Parsing NTT's statements...

"DoCoMo, which is testing 3G technology, is finding that it is unsuitable for carrying large video or sound clips, one of the services that could provide new revenue streams for mobile operators... Sustained bursts of multimedia data consume large amounts of the radio spectrum and DoCoMo says it will be too costly to download large files, such as pop videos, to handsets."

The ramifications of Enoki's statements go well beyond streaming video and music.

wCDMA, being spectrally inefficient and dogmatically insistent on mixing voice and data, will be incapable of economically transferring high data bandwidth.

If streaming video and music is problematic with only a few users, internet access, rife with images, will be problematic with a few more.

NTT is clearly stating that, with wCDMA, mobile wireless access that transcends present 2G perceptions is not possible.

Contrast this vision with HDR (1xEV), designed from the ground up with high data transmission precisely in mind.

3G - and HDR (1xEV) - is fundamentally about data. According to NTT's statements, wCDMA has proven itself incapable.

How will the world generally, and Europe specifically, respond?

Vendors with vested wCDMA interests will:
* attempt to redefine 3G
* claim that all technologies share wCDMA's limitations

European Operators will:
* reexamine 3G spectrum purchases.
* reexamine their commitment to UMTS wCDMA.
* evaluate 1xEV options, while filtering anti-1xEV FUD through the prism of Vendors' past wCDMA distortions.
* evaluate 1xEV trials - like Verizon's beginning this Spring. Parent Vodafone will no doubt be interested in results.

We have a new ball game...



To: foundation who wrote (4896)11/23/2000 8:54:56 AM
From: gdichaz  Read Replies (1) | Respond to of 197007
 
Ben: You have cited the authors but I did not see where this was written - the publication.

Do you have a link or reference?

In your judgement will 1xEV-DO which is now approved as a standard have any real impact or must the world wait for the scheduled approval of 1xEV-DV next June and thereafter?

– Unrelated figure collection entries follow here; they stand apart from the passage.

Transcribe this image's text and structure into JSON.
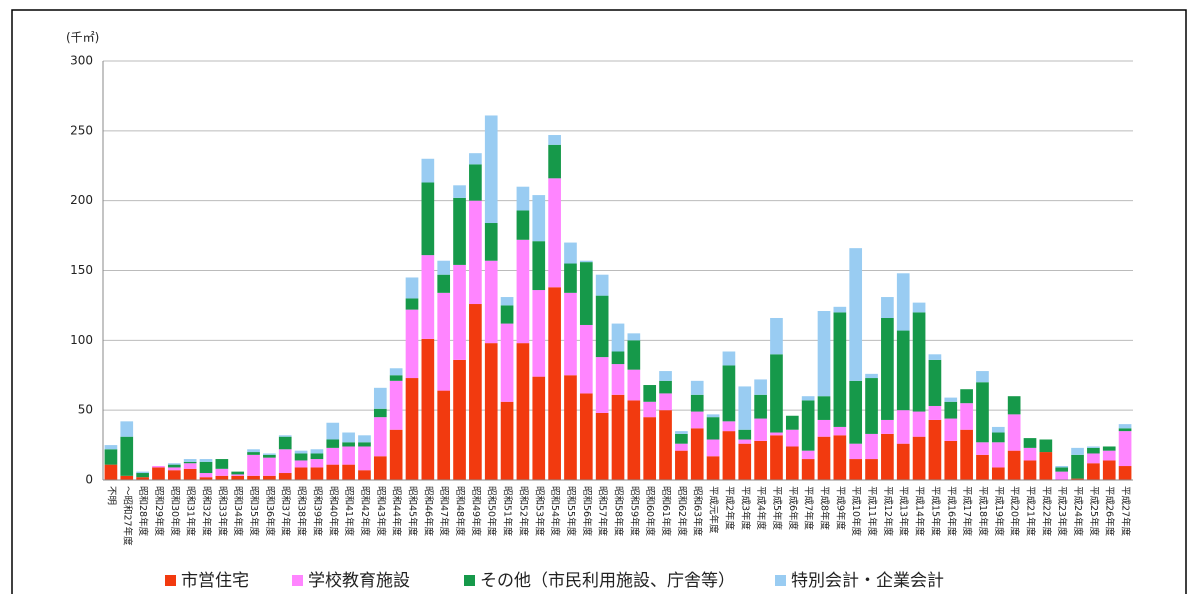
{
  "chart_data": {
    "type": "stacked_bar",
    "y_label": "(千㎡)",
    "categories": [
      "不明",
      "～昭和27年度",
      "昭和28年度",
      "昭和29年度",
      "昭和30年度",
      "昭和31年度",
      "昭和32年度",
      "昭和33年度",
      "昭和34年度",
      "昭和35年度",
      "昭和36年度",
      "昭和37年度",
      "昭和38年度",
      "昭和39年度",
      "昭和40年度",
      "昭和41年度",
      "昭和42年度",
      "昭和43年度",
      "昭和44年度",
      "昭和45年度",
      "昭和46年度",
      "昭和47年度",
      "昭和48年度",
      "昭和49年度",
      "昭和50年度",
      "昭和51年度",
      "昭和52年度",
      "昭和53年度",
      "昭和54年度",
      "昭和55年度",
      "昭和56年度",
      "昭和57年度",
      "昭和58年度",
      "昭和59年度",
      "昭和60年度",
      "昭和61年度",
      "昭和62年度",
      "昭和63年度",
      "平成元年度",
      "平成2年度",
      "平成3年度",
      "平成4年度",
      "平成5年度",
      "平成6年度",
      "平成7年度",
      "平成8年度",
      "平成9年度",
      "平成10年度",
      "平成11年度",
      "平成12年度",
      "平成13年度",
      "平成14年度",
      "平成15年度",
      "平成16年度",
      "平成17年度",
      "平成18年度",
      "平成19年度",
      "平成20年度",
      "平成21年度",
      "平成22年度",
      "平成23年度",
      "平成24年度",
      "平成25年度",
      "平成26年度",
      "平成27年度"
    ],
    "series": [
      {
        "name": "市営住宅",
        "color": "#f23a0f",
        "values": [
          11,
          3,
          2,
          9,
          7,
          8,
          2,
          3,
          3,
          3,
          3,
          5,
          9,
          9,
          11,
          11,
          7,
          17,
          36,
          73,
          101,
          64,
          86,
          126,
          98,
          56,
          98,
          74,
          138,
          75,
          62,
          48,
          61,
          57,
          45,
          50,
          21,
          37,
          17,
          35,
          26,
          28,
          32,
          24,
          15,
          31,
          32,
          15,
          15,
          33,
          26,
          31,
          43,
          28,
          36,
          18,
          9,
          21,
          14,
          20,
          0,
          1,
          12,
          14,
          10
        ]
      },
      {
        "name": "学校教育施設",
        "color": "#ff85ff",
        "values": [
          0,
          0,
          0,
          1,
          2,
          4,
          3,
          5,
          1,
          15,
          13,
          17,
          5,
          6,
          12,
          13,
          17,
          28,
          35,
          49,
          60,
          70,
          68,
          74,
          59,
          56,
          74,
          62,
          78,
          59,
          49,
          40,
          22,
          22,
          11,
          12,
          5,
          12,
          12,
          7,
          3,
          16,
          2,
          12,
          6,
          12,
          6,
          11,
          18,
          10,
          24,
          18,
          10,
          16,
          19,
          9,
          18,
          26,
          9,
          0,
          6,
          0,
          7,
          7,
          25
        ]
      },
      {
        "name": "その他（市民利用施設、庁舎等）",
        "color": "#16994a",
        "values": [
          11,
          28,
          3,
          0,
          2,
          1,
          8,
          7,
          2,
          2,
          2,
          9,
          5,
          4,
          6,
          3,
          3,
          6,
          4,
          8,
          52,
          13,
          48,
          26,
          27,
          13,
          21,
          35,
          24,
          21,
          45,
          44,
          9,
          21,
          12,
          9,
          7,
          12,
          16,
          40,
          7,
          17,
          56,
          10,
          36,
          17,
          82,
          45,
          40,
          73,
          57,
          71,
          33,
          12,
          10,
          43,
          7,
          13,
          7,
          9,
          3,
          17,
          4,
          3,
          2
        ]
      },
      {
        "name": "特別会計・企業会計",
        "color": "#99ccf2",
        "values": [
          3,
          11,
          1,
          0,
          1,
          2,
          2,
          0,
          0,
          2,
          1,
          1,
          2,
          3,
          12,
          7,
          5,
          15,
          5,
          15,
          17,
          10,
          9,
          8,
          77,
          6,
          17,
          33,
          7,
          15,
          1,
          15,
          20,
          5,
          0,
          7,
          2,
          10,
          2,
          10,
          31,
          11,
          26,
          0,
          3,
          61,
          4,
          95,
          3,
          15,
          41,
          7,
          4,
          3,
          0,
          8,
          4,
          0,
          0,
          0,
          1,
          5,
          1,
          0,
          3
        ]
      }
    ],
    "ylim": [
      0,
      300
    ],
    "yticks": [
      0,
      50,
      100,
      150,
      200,
      250,
      300
    ],
    "grid": true
  }
}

Must the HDR data access availability wait for the combination of voice and data which 1xEV-DV represents or is any meaningful substantial use of 1xEV-DO possible alongside 1X itself?

Seems like 1xEV is the answer to the "problems" which NTT is discussing.

Since you follow all this closely, would very much appreciate your informed view.

Best.

Chaz



To: foundation who wrote (4896)11/23/2000 10:41:27 AM
From: voop  Respond to of 197007
 
Ben

I like how he disses European operators

Third-generation mobile networks may not provide the
revenue growth many European telecoms companies
are counting on, according to NTT DoCoMo, the
Japanese phone operator that pioneered mobile internet
access
,

but is careful (?) not to lump good guy CDMA into their malaise.